As the 20th century rolled into the 21st portraiture along with every other subject that artists approached joined a post modern mash up and the playing field for techniques and materials was leveled. An Alex Katz painting of elegant dancers is as culturally significant and beautiful as a moody Mapplethorpe photograph that reduces a sitter to shadowy tones and classical shapes. Within a post modern field symbolic portraits gained momentum and works like Felix Gonzalez -Torres’ sculpture of candy piled against a corner that in its perfect state is the exact weight of Torres’ lover before he died. This presence and absence is just as arresting as a sadly glamorous Warhol painting of Marilyn Monroe. The viewer is asked to construct an image of the subject in their mind. Here a realistic image does not represent the subject as deeply as an abstracted sculpture demonstrates the love this person engendered in another.
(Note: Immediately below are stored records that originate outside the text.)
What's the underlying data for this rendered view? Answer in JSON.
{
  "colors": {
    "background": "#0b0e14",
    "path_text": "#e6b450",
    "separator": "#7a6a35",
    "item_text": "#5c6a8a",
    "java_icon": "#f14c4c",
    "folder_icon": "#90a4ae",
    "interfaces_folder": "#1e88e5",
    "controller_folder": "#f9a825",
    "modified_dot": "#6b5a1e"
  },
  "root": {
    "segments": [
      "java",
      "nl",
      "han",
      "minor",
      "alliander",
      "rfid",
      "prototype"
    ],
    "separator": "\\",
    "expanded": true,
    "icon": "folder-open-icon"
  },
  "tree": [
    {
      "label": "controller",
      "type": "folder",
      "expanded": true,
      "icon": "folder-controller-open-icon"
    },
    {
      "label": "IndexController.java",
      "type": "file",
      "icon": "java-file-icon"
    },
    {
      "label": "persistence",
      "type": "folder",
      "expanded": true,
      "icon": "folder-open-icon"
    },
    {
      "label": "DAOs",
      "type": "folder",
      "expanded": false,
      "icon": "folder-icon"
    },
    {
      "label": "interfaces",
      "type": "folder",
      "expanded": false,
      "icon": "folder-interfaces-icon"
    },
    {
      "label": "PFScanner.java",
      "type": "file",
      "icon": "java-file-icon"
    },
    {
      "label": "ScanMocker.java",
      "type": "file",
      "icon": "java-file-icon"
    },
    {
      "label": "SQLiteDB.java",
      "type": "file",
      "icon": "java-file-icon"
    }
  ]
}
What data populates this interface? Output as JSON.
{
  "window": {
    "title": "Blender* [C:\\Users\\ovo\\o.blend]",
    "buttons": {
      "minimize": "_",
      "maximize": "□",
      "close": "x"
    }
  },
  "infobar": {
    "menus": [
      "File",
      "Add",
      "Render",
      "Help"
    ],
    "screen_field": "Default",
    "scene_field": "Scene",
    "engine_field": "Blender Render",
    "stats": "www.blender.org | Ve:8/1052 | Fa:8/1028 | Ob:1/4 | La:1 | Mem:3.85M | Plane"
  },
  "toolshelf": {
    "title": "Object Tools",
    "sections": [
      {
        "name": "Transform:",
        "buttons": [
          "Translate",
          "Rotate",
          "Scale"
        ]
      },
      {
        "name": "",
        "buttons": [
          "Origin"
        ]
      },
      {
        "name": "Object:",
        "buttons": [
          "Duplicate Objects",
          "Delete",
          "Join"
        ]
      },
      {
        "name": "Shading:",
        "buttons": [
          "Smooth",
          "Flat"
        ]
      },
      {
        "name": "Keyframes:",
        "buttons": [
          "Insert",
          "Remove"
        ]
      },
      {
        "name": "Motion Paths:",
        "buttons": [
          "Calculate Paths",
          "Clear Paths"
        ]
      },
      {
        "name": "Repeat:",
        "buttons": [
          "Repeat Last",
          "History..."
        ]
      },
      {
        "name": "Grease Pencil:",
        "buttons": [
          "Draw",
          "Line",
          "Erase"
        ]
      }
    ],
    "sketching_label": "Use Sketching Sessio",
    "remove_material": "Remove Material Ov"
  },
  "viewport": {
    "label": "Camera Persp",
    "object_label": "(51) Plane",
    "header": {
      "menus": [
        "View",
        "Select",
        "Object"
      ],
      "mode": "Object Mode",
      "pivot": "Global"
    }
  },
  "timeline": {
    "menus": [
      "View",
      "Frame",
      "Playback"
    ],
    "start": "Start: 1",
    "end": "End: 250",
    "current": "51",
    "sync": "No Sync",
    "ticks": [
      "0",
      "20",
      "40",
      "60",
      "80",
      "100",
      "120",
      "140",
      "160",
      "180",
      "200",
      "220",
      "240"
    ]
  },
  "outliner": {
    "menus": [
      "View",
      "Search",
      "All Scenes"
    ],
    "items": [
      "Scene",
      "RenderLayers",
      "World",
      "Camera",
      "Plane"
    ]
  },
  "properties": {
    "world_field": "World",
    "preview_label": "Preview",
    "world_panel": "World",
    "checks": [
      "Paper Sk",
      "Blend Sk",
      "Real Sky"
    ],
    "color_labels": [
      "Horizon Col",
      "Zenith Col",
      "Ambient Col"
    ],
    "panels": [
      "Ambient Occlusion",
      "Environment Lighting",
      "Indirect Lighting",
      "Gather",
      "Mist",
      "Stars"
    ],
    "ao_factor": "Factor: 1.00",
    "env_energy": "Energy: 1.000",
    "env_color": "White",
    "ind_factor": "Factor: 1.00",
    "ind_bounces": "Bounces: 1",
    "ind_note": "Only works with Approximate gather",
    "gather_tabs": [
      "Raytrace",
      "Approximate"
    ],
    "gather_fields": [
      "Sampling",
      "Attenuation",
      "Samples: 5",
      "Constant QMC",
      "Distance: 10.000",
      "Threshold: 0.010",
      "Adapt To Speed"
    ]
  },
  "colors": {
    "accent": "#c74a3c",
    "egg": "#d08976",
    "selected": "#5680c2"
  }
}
These feelings strike closer to an accurate image of a person that than any realistic likeness.

Torres pushed the boundaries of portraiture further by allowing the viewer to take away one of the candies from the pile. In this way the viewer carried a part of the portrait of Torres’ friend with them and at any moment the candy could be used a way to conjure the viewer’s perception of the man for which Torres cared so deeply.

Well into the teens of the 21st century Beth and I have found that portraits have and continue to take many forms and hopefully when you see Look At Me you will experience the same energy that Walt Whitman described as he walked the streets of New York – a sort of giddiness provoked by the stream of faces and returned glances. Some held and studied and some furtive to the point of abstraction the sum of which suggest the lush variety of approaches to portraiture from Manet to the present.

1 Walt Whitman (1819-1892), U.S. poet. Give Me the Splendid Silent Sun (l. 37-40). . . The Complete Poems [Walt Whitman]. Francis Murphy, ed. (1975;repr. 1986) Penguin Books.